Step 2: Cohort and Schedule
Define which calls to evaluate and when to run the evaluation.

-
Schedule: Set the cadence for the evaluation (e.g., runs every day at 09:00).
-
Cohort Filters: Narrow down the conversations you want to evaluate. You can filter by Type (e.g.,
is call), Duration, and more. -
Conversation Limit: Cap the maximum number of conversations evaluated per run to manage costs and volume (e.g., 50 calls).
-
Alert: Set a notification threshold. For example, if the pass rate drops below 80%, HoomanLabs will email you.
Step 3: Dry Run
Before deploying your metric to production, it is crucial to test it on a sample of real data to ensure the LLM judge is evaluating correctly.

Dry Run Results

Investigating a Dry Run Result

-
Clicking into a specific run allows you to view the audio player and the turn-by-turn transcript.
-
On the right panel, you can read the judge's specific reason for failure and the exact Output value it selected.
-
Feedback Mechanism: You can flag whether the verdict was correct by selecting Agree - real issue, False positive, Borderline / ambiguous, or Not applicable. This helps fine-tune your prompts.
Step 4: Review & Activate
The final step is to review all your settings before making the metric live.

-
Ensure your prompt logic, cohort filters, schedule, and alert thresholds are correct.
-
Verify your Dry Run validation score (e.g., Validated - 90% pass rate on 20 sample calls).
-
Click Activate to deploy the metric.
Managing Metrics
Once metrics are created, you can easily manage them directly from the QA Overview dashboard.

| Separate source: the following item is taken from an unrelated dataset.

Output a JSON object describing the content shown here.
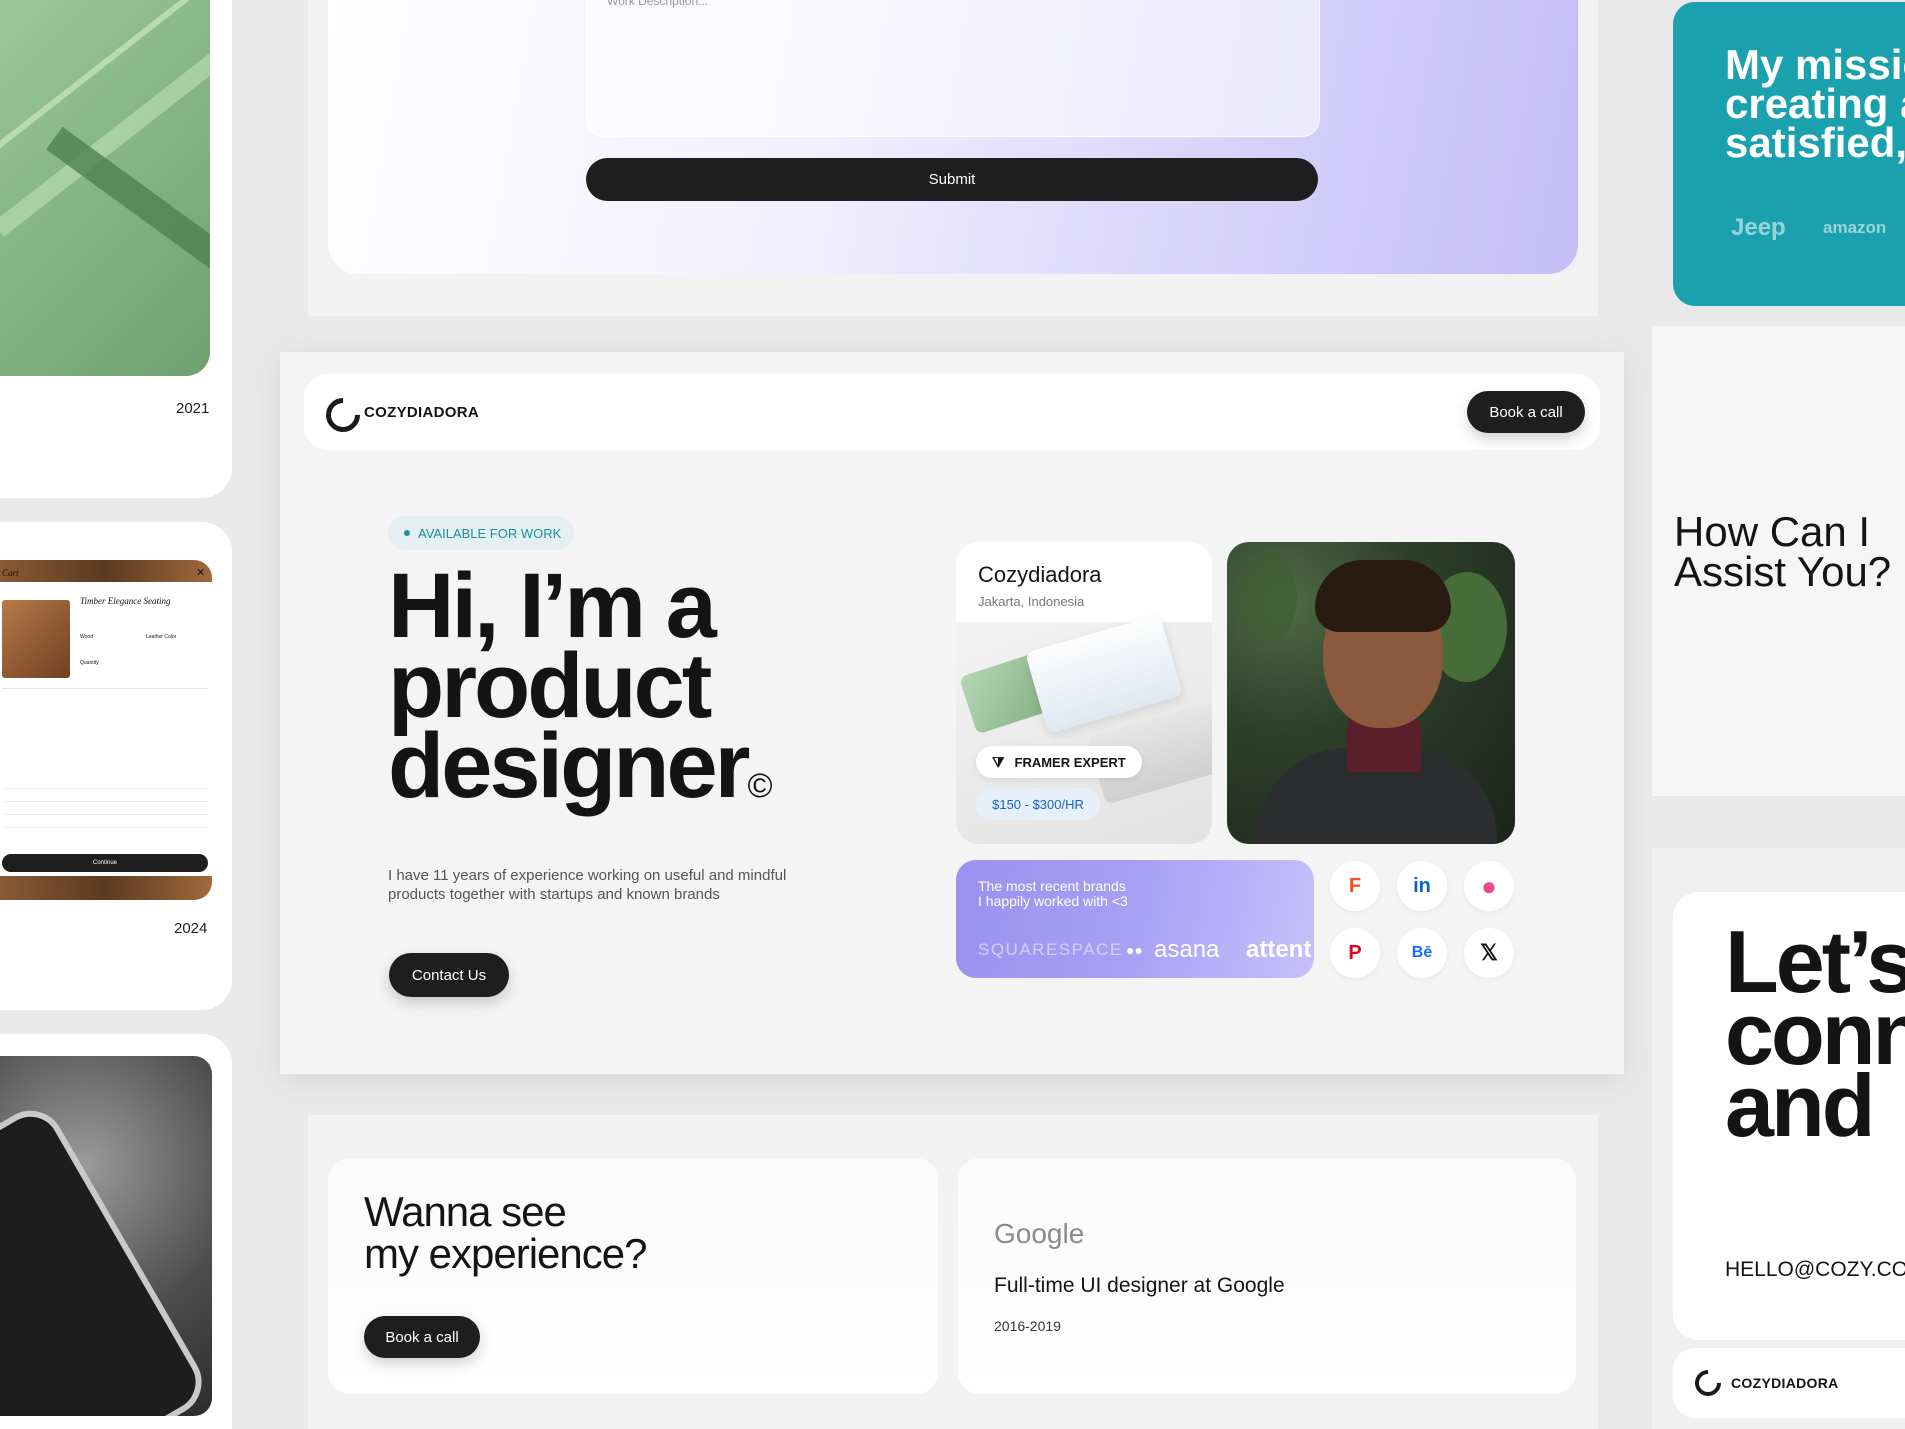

Click the three-dot menu ⋮ next to any metric to access the following options:
-
Edit metric: Modify the prompt, schedule, or cohort settings.
-
Pause: Temporarily stop the metric from running.
-
Run on cohort: Manually trigger a batch run outside of its normal schedule.
-
Duplicate: Clone the metric to use as a template for a new one.
-
View run history: See a detailed breakdown of all past executions.
-
Delete: Permanently remove the metric.
Running a Metric on a Cohort Manually
Sometimes you need to run an evaluation immediately over a specific date range rather than waiting for a scheduled run.

-
Select Run on cohort from the metric's action menu.
-
Enter a Cohort name for tracking.
-
Select the Date range you wish to evaluate.
-
Set the Conversation limit.
-
Adjust any Filters (like call duration or type).
-
Click Run to initiate the batch evaluation.
Monitoring Performance & Run History
To ensure continuous improvement, you can dive deep into how a specific metric is performing over time.
Metric Detail View

-
Pass Rate Over Time: A graphical representation of how your agents are scoring against this specific metric day-by-day.
-
Metric Runs Tab: Allows you to filter specific conversations by Failures, All Runs, and Reviewed calls to quickly identify recurring issues.
Run History Tab

-
Access the Run History tab next to the Overview to see a log of all executed evaluation batches.
-
This view categorizes runs by Type (scheduled vs. batch), shows the cohort summary, results (passes/fails), start time, and overall Status (e.g., Completed, Failed).